Tolstoy da “Bana öyle geliyor ki bir yüzde güzellik dediğimiz şey gülümsemede yatıyor.” dememiş miydi?

    “Gülümse karamsarları şaşırt.” Bulaşıcı hastalıkların en güzeli gülmek. İnsandan insana mutluluk yaymanın en kolay yoludur. “Gülümsemelerin çoğu başka bir gülümseme ile başlar.” demişti Frank Clark. İyimser oldukça insan, etrafı da güzelleşir. Peri masalı gibi kuşlar cıvıl cıvıl, çiçekler renk renk olmasa da insanın içi en sıcak duygularla dolar. Gülümseme ise bu duyguların dışa vurumudur insanın yüzünden başka bir kalbe. Somurtmak bile daha zordur genellikle. Ciddi bir ortamda ya da sadece normal bir günde bile insanın sebepsiz yere gülesi gelir. Her zaman açıklayamayabiliriz neden mutlu olduğumuzu ama otuz iki diş güleriz. İçimizden gelir ağlamak gibi. Ama kısacık hayatımızda bir anda gelen kahkahaların daha çok olması gerekir üzüntülerden, endişelerden… Yaşadığımızı hissetmek için duygularımızı dibine kadar yaşamamız gerektiğini de biliriz.

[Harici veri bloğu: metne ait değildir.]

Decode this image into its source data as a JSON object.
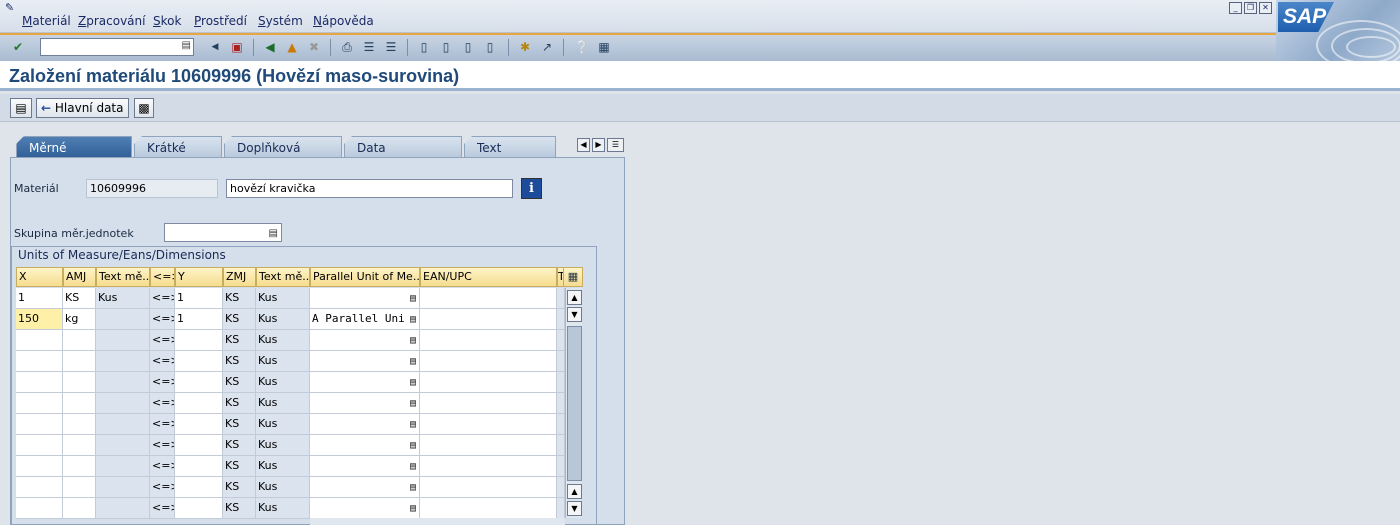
{
  "menu": {
    "items": [
      "Materiál",
      "Zpracování",
      "Skok",
      "Prostředí",
      "Systém",
      "Nápověda"
    ]
  },
  "sap_logo": "SAP",
  "toolbar": {
    "command_value": "",
    "icons": [
      "enter-icon",
      "save-icon",
      "back-icon",
      "exit-icon",
      "cancel-icon",
      "print-icon",
      "find-icon",
      "find-next-icon",
      "first-page-icon",
      "previous-page-icon",
      "next-page-icon",
      "last-page-icon",
      "new-session-icon",
      "shortcut-icon",
      "help-icon",
      "layout-icon"
    ]
  },
  "page": {
    "title": "Založení materiálu 10609996 (Hovězí maso-surovina)"
  },
  "app_toolbar": {
    "main_data_label": "Hlavní data"
  },
  "tabs": [
    {
      "label": "Měrné jednotky",
      "active": true
    },
    {
      "label": "Krátké texty",
      "active": false
    },
    {
      "label": "Doplňková EANs",
      "active": false
    },
    {
      "label": "Data dokumentu",
      "active": false
    },
    {
      "label": "Text základn...",
      "active": false
    }
  ],
  "form": {
    "material_label": "Materiál",
    "material_value": "10609996",
    "material_desc": "hovězí kravička",
    "unit_group_label": "Skupina měr.jednotek",
    "unit_group_value": ""
  },
  "group": {
    "title": "Units of Measure/Eans/Dimensions"
  },
  "table": {
    "headers": [
      "X",
      "AMJ",
      "Text mě...",
      "<=>",
      "Y",
      "ZMJ",
      "Text mě...",
      "Parallel Unit of Me...",
      "EAN/UPC",
      "T"
    ],
    "rows": [
      {
        "x": "1",
        "amj": "KS",
        "text1": "Kus",
        "eq": "<=>",
        "y": "1",
        "zmj": "KS",
        "text2": "Kus",
        "parallel": "",
        "ean": ""
      },
      {
        "x": "150",
        "amj": "kg",
        "text1": "",
        "eq": "<=>",
        "y": "1",
        "zmj": "KS",
        "text2": "Kus",
        "parallel": "A Parallel Uni",
        "ean": ""
      },
      {
        "x": "",
        "amj": "",
        "text1": "",
        "eq": "<=>",
        "y": "",
        "zmj": "KS",
        "text2": "Kus",
        "parallel": "",
        "ean": ""
      },
      {
        "x": "",
        "amj": "",
        "text1": "",
        "eq": "<=>",
        "y": "",
        "zmj": "KS",
        "text2": "Kus",
        "parallel": "",
        "ean": ""
      },
      {
        "x": "",
        "amj": "",
        "text1": "",
        "eq": "<=>",
        "y": "",
        "zmj": "KS",
        "text2": "Kus",
        "parallel": "",
        "ean": ""
      },
      {
        "x": "",
        "amj": "",
        "text1": "",
        "eq": "<=>",
        "y": "",
        "zmj": "KS",
        "text2": "Kus",
        "parallel": "",
        "ean": ""
      },
      {
        "x": "",
        "amj": "",
        "text1": "",
        "eq": "<=>",
        "y": "",
        "zmj": "KS",
        "text2": "Kus",
        "parallel": "",
        "ean": ""
      },
      {
        "x": "",
        "amj": "",
        "text1": "",
        "eq": "<=>",
        "y": "",
        "zmj": "KS",
        "text2": "Kus",
        "parallel": "",
        "ean": ""
      },
      {
        "x": "",
        "amj": "",
        "text1": "",
        "eq": "<=>",
        "y": "",
        "zmj": "KS",
        "text2": "Kus",
        "parallel": "",
        "ean": ""
      },
      {
        "x": "",
        "amj": "",
        "text1": "",
        "eq": "<=>",
        "y": "",
        "zmj": "KS",
        "text2": "Kus",
        "parallel": "",
        "ean": ""
      },
      {
        "x": "",
        "amj": "",
        "text1": "",
        "eq": "<=>",
        "y": "",
        "zmj": "KS",
        "text2": "Kus",
        "parallel": "",
        "ean": ""
      }
    ]
  },
  "colors": {
    "accent": "#1f4a7a",
    "header_bg": "#f5dd8f",
    "selected_cell": "#fff0a8"
  }
}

      “Gülümse güller açsın yüzünde.” Renk renktir güller ve gülüşler. Doğada biraz zaman geçirmek gibi stresimizi azaltır, vücudumuzu dinlendirir gülmek. İnsanın yüzünü yaşlanmaktan ve cilt problemlerinden de korur. Hem bize hem diğer insanlara, tanımadıklarımıza bile tesir eder. İnsan, duygularla ve işlerle dolu bir yük torbası sırtındayken koca bir hayat boyu yol alır. Yeri gelir ağlar, kızar, söylenir, dalga geçer bazen de umursamaz çoğu şeyi. Fakat hayatta bize asla yük olmayan tek iş gülümsemektir. Omuzlarımızı silkeleyip geleceğe emin adımlar atarken mutlaka mutlu bir gülüş olmalı kalbimizde.

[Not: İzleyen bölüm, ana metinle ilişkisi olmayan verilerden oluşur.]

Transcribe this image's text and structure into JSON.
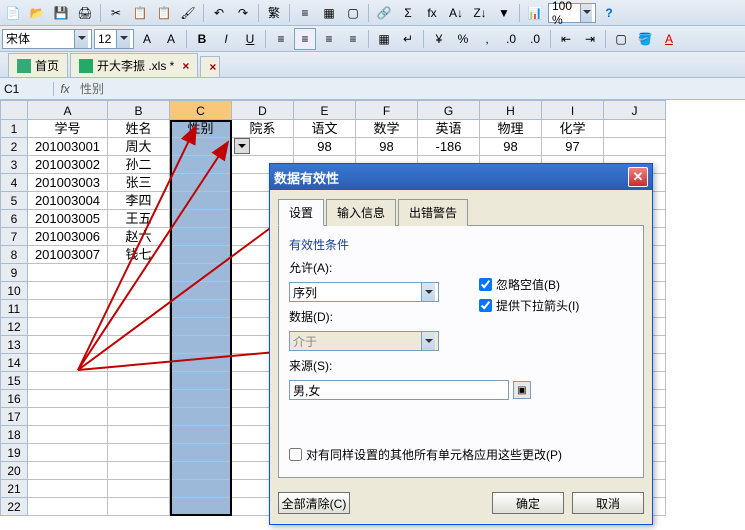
{
  "font": {
    "name": "宋体",
    "size": "12"
  },
  "zoom": "100 %",
  "tabs": {
    "home": "首页",
    "file": "开大李振 .xls *"
  },
  "formula": {
    "cellref": "C1",
    "fx": "fx",
    "value": "性别"
  },
  "cols": [
    "A",
    "B",
    "C",
    "D",
    "E",
    "F",
    "G",
    "H",
    "I",
    "J"
  ],
  "headers": {
    "A": "学号",
    "B": "姓名",
    "C": "性别",
    "D": "院系",
    "E": "语文",
    "F": "数学",
    "G": "英语",
    "H": "物理",
    "I": "化学"
  },
  "rows": [
    {
      "A": "201003001",
      "B": "周大",
      "E": "98",
      "F": "98",
      "G": "-186",
      "H": "98",
      "I": "97"
    },
    {
      "A": "201003002",
      "B": "孙二"
    },
    {
      "A": "201003003",
      "B": "张三"
    },
    {
      "A": "201003004",
      "B": "李四"
    },
    {
      "A": "201003005",
      "B": "王五"
    },
    {
      "A": "201003006",
      "B": "赵六"
    },
    {
      "A": "201003007",
      "B": "钱七"
    }
  ],
  "dialog": {
    "title": "数据有效性",
    "tabs": {
      "t1": "设置",
      "t2": "输入信息",
      "t3": "出错警告"
    },
    "group": "有效性条件",
    "allow_lbl": "允许(A):",
    "allow_val": "序列",
    "data_lbl": "数据(D):",
    "data_val": "介于",
    "source_lbl": "来源(S):",
    "source_val": "男,女",
    "cb1": "忽略空值(B)",
    "cb2": "提供下拉箭头(I)",
    "apply": "对有同样设置的其他所有单元格应用这些更改(P)",
    "clear": "全部清除(C)",
    "ok": "确定",
    "cancel": "取消"
  }
}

    “Gülümsemenle yayılsın ışık.” Gecenin, gündüzü durmaksızın takip ettiği dönemlerde güneş battı diye her taraf karanlığa bürünmez. Güneşle birlikte umutlar, sevinçler, iyilikler de batarsa o zaman dünyamız kararır. Bizi yeniden neşelendirip yüzümüze bir gülüş kondurabilecek anlar yaşandığında tekrar doğar güneş. Hayatımıza sağladığı pozitif etkileri saymakla bitiremeyeceğim gülümsenin en güzel ilaç olduğunu söyleyebilirim sizlere. Kadınların erkeklerden daha çok gülüp ağlaması ise hayatın cilvesi. Her insan eşit miktarda gösteremese de duygularını, ırk veya cinsiyet tanımaz gülümsemeler.

 

  

    “Dünyayı ısıtamasan da güneş gibi, çevreni ısıt.”  Dünyanın, gülüşümüzü değiştirmesine izin vermektense bir Çin atasözünün de dediği gibi dünyayı değiştirmek için gülüşümüzü kullanmalıyız. Hayat ne kadar zor olursa olsun her şeye rağmen ayakta durup gülümsemek en güçlü savaştır. İnsan önce kendini mutlu edebilmeli diğer insanlara faydası dokunmadan önce. Sadece gülümserken hayat yaşanılabilir hissedilir. Kendi gülüşüne sahip çıkmalı başka insanları güldürebilmek için.

 

Gülmek için mutlu olmayı beklemeyiniz, belki gülmeden ölebilirsiniz.